Variety ha chiesto ad alcuni grandi registi di scegliere il loro film preferito del 2024. E, Nolan, ha deciso di puntare i riflettori su Il Gladiatore 2 di Ridley Scott.
Nel primo Il Gladiatore di Ridley Scott, Massimo ci chiede: “Non vi divertite?” e ci troviamo di fronte alla verità del perché vogliamo visitare il Colosseo attraverso un film – scrive Nolan. Scott sa che non siamo lì per approfondimenti sulla cultura romana; siamo lì per vedere i nostri desideri oscuri a una comoda distanza.
Ma è un regista troppo esperto per farsi beccare a fare parallelismi con la nostra epoca.
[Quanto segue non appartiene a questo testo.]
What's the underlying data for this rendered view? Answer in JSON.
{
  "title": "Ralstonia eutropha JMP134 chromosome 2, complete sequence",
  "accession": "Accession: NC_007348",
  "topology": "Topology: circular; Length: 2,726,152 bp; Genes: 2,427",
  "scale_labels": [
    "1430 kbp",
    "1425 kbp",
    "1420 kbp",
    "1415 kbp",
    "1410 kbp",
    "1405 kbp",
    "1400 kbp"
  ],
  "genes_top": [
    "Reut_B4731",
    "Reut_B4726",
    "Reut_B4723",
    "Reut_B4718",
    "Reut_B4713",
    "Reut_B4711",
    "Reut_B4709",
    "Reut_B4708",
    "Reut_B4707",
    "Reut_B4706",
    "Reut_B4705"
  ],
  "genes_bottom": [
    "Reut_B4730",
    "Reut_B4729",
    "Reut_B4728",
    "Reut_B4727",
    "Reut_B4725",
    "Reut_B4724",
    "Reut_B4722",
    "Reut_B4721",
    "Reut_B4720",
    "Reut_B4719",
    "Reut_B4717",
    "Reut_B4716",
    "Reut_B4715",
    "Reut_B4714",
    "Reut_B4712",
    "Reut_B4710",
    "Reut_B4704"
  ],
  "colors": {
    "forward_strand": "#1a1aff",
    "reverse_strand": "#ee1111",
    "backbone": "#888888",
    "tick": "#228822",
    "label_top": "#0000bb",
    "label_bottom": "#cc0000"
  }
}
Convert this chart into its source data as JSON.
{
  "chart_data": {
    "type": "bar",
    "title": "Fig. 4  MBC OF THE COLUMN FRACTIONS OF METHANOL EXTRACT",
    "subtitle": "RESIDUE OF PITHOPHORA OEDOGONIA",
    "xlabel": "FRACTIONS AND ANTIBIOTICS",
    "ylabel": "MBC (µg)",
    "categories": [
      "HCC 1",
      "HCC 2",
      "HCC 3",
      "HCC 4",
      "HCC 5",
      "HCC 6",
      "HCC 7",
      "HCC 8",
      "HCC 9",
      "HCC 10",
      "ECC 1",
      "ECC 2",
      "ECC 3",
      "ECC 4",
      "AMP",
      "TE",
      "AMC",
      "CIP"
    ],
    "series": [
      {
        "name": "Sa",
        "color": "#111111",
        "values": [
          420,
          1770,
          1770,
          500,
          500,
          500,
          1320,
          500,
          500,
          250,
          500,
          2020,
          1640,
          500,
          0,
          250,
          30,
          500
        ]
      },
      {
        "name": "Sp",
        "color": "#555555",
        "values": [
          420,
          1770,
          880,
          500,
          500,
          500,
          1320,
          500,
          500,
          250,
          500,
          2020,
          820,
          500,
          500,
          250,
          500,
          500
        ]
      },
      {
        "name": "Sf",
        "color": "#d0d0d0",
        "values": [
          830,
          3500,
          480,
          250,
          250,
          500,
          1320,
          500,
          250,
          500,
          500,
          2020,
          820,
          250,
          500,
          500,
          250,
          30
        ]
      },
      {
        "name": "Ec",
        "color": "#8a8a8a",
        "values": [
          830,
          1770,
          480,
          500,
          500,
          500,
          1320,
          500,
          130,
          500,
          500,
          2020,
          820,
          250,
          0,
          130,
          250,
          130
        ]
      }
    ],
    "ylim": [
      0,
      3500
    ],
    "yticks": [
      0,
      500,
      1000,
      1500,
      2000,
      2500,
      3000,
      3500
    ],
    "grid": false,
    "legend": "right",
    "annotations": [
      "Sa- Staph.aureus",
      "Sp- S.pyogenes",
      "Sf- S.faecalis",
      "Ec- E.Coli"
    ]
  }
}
Lascia che il mondo de Il Gladiatore II parli da sé, mostrandoci ancora una volta chi siamo semplicemente invitandoci a goderci la folle corsa inflazionistica. Perché ci sono squali nel Colosseo? Perché li pretendiamo e Scott ce li dà magistralmente. Mentre rivela come i giochi vengono usati per manipolare l’opinione pubblica, non possiamo fare a meno di vedere le ombre della nostra arena pubblica proiettate sulla sabbia.
Come i migliori sequel attesi da tempo, Il Gladiatore II deve essere un remake e un sequel in uno, ed è una testimonianza della genialità di Scott il fatto che riesca a bilanciare il pathos individuale dell’originale con le esigenze espansionistiche del tema centrale del sequel, portando un’esperienza di una vita nel controllo del tono – prosegue Nolan.
Scott alza il tiro con la messa in scena della sua azione: la sua incredibile, iper-osservante, messa in scena multi-camera (così diversa dall’originale) lotta magistralmente con l’azione in una sequenza chiara e sbalorditiva dopo l’altra. L’effetto non è solo quello di intrattenere, ma di spingerci verso la consapevolezza dei temi del film. Pochi registi hanno mai lavorato in modo così invisibile su più livelli. Nei film da “Blade Runner” a “Thelma e Louise” a “Il Gladiatore II”, la densità visiva dell’arte di Scott funge da contrasto per la sua chiarezza tematica di fondo.
Nonostante tutto il suo successo, il contributo di Scott all’evoluzione della narrazione cinematografica non è mai stato adeguatamente riconosciuto – continua Nolan. Le innovazioni visive che lui e i suoi colleghi registi della pubblicità britannica degli anni ’70 hanno portato al cinema sono state spesso liquidate come superficiali, ma i critici dell’epoca non hanno colto il punto: la fotografia sontuosa e il design meticoloso hanno dato nuova profondità al linguaggio visivo dei film, una messa in scena che poteva raccontarci come potevano essere i mondi che ritraevano.
Ciò non è mai stato così chiaro come nella magistrale inquadratura iniziale di Il Gladiatore II, dove la mano di Paul Mescal culla delicatamente il grano raccolto dal grano ondeggiante del film originale.